These apple scones are perfect for Fall baking, and of course, apple season. I’m a firm believer that when you’re baking with apples, it’s best to cook them first with brown sugar, butter, and cinnamon. This way the apples will soften and it’ll add great flavour to your baking.
Ingredients
2 medium apples
1/4 cup brown sugar
1 tbsp unsalted butter
2 tsp cinnamon
1/2 cup 3.25% milk -room temperature
1 large egg -room temperature
1 tsp vanilla
1/2 cup unsalted butter -room temperature
2 1/2 cups flour
3 tsp baking powder
1/4 cup sugar
1 tsp cinnamon
1 tbsp milk
7-9 tbsp icing sugar
Directions
- Peel the apples and dice into small pieces.
- Put the apples, brown sugar, butter, and cinnamon into a pot.
- Heat on medium and mix often.
- When the mixture begins to bubble, reduce the heat a little. Cook until the apples begin to soften.
- Remove from heat and cool.
- Line a large cookie sheet with parchment paper.

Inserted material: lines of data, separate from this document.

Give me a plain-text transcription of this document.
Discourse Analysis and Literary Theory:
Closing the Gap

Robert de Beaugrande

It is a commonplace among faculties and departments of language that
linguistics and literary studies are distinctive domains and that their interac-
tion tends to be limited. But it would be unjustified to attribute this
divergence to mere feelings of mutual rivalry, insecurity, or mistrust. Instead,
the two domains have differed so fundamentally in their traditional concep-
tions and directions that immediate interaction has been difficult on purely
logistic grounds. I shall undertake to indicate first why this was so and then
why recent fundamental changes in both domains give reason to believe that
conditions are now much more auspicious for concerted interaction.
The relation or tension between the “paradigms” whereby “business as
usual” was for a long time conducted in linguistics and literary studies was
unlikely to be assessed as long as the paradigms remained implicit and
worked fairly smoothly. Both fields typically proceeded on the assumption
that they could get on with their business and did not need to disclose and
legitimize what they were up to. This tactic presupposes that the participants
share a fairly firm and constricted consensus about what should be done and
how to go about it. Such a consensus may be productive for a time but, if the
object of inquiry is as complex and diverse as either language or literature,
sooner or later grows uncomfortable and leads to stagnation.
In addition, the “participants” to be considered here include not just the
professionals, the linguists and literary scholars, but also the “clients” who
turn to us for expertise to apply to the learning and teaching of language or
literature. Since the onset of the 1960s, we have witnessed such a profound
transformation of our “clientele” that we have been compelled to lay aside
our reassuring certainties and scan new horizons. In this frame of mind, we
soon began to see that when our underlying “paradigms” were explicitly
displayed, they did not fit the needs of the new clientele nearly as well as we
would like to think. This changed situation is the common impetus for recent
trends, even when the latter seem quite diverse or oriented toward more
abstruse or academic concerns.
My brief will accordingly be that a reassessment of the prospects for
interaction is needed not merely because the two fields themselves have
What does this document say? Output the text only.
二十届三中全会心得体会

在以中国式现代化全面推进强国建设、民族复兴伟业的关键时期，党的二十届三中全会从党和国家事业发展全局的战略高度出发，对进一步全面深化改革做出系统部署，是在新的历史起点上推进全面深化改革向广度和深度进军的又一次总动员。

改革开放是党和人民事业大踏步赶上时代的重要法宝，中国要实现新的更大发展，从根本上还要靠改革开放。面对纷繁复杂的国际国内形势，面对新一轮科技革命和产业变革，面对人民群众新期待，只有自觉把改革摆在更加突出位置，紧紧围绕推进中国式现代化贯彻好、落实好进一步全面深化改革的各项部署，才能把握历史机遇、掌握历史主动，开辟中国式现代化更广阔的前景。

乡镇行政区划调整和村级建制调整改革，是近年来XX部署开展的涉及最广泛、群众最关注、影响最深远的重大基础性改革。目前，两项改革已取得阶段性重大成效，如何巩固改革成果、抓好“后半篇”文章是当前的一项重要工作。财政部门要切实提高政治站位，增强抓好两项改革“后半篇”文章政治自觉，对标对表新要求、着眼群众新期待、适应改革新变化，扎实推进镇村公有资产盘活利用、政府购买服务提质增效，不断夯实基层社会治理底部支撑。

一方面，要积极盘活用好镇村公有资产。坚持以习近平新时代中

- Pre-heat the oven to 350 degrees F.
- Whisk together the milk, egg, vanilla, and apple mixture. Set aside.
- Put the butter in a large bowl.
- Put the flour, baking powder, sugar, and cinnamon into a sifter. Sift the dry ingredients on top of the butter.
- Cut the butter into the dry ingredients.
- Pour the wet ingredients into the dry ingredients and mix together using a spoon.
- Knead to incorporate the ingredients. Don't overwork the dough. The ingredients don’t have to be fully combined.
- The dough will be soft.
- Flour a hard surface and place the dough on top. Flour the top of the dough as well.
- Flatten the dough till it’s roughly 1 inch thick. Keep the dough in a circle.
- Using a sharp knife, cut the dough into 8 triangles.
- Place on the parchment paper.
- Bake for 23-25 minutes.
- Place the scones on a wire rack to cool.
- When the scones are cooled, whisk together the milk and icing sugar until smooth.
- Drizzle the icing on top of the scones.